Desencantados del mundo de la farándula, tres titiriteros deciden crear una banda en la que utilizarán sus habilidades especiales para robar. El trío está compuesto por Echo el Ventrílocuo (el mítico ‘hombre de las mil caras’ Lon Chaney, actor fetiche del director), que servirá de tapadera en una tienda de pájaros haciéndose pasar por una ancianita, además del enano Tweedledee (Harry Earles) y el forzudo Hércules (un aún desconocido Victor McLaglen).

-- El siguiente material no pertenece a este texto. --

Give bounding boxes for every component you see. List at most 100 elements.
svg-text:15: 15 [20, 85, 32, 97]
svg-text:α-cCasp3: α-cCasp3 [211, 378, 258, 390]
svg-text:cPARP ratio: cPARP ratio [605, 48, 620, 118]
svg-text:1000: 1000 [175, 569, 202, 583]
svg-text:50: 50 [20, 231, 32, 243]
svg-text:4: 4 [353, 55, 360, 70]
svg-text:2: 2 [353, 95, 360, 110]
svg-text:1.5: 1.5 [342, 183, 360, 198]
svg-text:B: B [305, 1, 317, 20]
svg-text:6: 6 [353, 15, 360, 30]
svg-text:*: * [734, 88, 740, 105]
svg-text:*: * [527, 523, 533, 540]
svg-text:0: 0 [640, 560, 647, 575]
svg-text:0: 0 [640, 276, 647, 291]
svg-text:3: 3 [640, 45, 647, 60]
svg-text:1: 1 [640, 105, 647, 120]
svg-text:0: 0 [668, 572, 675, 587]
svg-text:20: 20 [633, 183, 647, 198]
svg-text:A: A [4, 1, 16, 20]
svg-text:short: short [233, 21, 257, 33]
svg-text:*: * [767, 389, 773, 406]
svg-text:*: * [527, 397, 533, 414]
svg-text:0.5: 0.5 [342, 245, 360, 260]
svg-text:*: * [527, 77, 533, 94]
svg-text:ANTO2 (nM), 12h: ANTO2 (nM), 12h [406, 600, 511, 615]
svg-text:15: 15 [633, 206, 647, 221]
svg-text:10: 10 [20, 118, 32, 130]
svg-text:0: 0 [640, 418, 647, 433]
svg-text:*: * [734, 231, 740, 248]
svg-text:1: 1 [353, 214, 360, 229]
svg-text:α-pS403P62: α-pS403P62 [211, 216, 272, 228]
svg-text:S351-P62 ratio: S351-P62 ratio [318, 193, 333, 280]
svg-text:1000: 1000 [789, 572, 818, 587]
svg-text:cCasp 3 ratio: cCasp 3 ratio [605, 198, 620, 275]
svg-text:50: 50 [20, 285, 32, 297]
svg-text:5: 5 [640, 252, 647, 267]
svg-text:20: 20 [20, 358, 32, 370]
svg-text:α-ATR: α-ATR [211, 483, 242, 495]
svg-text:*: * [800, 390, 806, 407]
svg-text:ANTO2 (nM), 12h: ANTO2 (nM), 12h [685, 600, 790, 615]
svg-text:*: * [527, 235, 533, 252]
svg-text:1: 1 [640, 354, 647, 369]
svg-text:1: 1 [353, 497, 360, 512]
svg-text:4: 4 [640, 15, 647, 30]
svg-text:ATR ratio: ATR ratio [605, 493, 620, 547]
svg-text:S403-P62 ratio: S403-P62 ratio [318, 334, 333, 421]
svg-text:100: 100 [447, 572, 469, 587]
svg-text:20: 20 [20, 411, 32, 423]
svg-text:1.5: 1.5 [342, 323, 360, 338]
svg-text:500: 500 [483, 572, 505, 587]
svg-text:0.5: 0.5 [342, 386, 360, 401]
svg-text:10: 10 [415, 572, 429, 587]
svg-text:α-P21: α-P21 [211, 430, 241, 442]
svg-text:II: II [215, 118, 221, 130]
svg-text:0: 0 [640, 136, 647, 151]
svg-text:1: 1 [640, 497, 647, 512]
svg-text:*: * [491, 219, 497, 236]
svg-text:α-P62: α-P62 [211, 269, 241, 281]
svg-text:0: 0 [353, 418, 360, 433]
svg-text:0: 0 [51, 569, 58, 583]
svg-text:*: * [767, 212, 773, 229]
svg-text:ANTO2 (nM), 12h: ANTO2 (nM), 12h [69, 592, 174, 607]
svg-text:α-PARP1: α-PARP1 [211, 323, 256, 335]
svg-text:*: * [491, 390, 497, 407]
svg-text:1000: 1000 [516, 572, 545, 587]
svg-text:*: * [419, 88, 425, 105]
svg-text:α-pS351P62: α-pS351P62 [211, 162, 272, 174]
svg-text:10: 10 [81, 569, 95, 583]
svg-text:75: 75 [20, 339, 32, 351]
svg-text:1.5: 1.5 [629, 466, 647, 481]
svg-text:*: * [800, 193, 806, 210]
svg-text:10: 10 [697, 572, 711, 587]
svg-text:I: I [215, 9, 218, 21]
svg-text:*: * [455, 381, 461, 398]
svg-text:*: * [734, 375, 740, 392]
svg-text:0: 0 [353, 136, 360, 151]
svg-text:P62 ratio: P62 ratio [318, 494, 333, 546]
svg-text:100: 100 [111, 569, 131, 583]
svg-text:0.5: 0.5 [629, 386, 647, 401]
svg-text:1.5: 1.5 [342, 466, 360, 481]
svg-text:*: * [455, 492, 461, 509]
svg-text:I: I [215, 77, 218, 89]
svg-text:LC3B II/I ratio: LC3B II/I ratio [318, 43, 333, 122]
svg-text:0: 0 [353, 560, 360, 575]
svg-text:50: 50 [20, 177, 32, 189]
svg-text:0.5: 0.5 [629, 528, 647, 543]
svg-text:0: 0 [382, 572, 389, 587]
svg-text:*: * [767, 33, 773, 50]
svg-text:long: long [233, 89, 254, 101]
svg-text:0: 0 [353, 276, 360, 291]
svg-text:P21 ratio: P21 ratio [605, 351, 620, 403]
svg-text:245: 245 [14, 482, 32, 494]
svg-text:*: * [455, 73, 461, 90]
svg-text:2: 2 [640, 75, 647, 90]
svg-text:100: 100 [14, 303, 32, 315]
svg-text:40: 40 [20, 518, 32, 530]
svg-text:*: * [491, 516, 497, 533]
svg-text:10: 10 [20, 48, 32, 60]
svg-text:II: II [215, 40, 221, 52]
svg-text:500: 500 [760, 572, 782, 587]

El talento primigenio y visionario de Lon Chaney (junto con el prestigio ganado en éxitos como “El jorobado de Notre Dame”, 1923, de Wallace Worsley, o “El que recibe el bofetón”, 1924, de Victor Sjöström) favorecieron que Browning comenzase a alejarse de los cánones del cine comercial hollywoodiense e introdujese en su universo fílmico elementos del mundo del circo (había formado parte del Ringling Brothers Circus) y posicionándose de lado de lo extraño, de los único y lo original en detrimento de lo adocenado y normal. “El trío fantástico” es una historia amor poco convencional, un estravagante thriller criminal o un drama sobre la exclusión social, hay simios gigantes y travestidos, pero ante todo es una joya irrepetible del cine mudo.

 

– Para seguidores del gran Tod Browning.

– Imprescindible para personalidades bizarras sin miedo al cine mudo.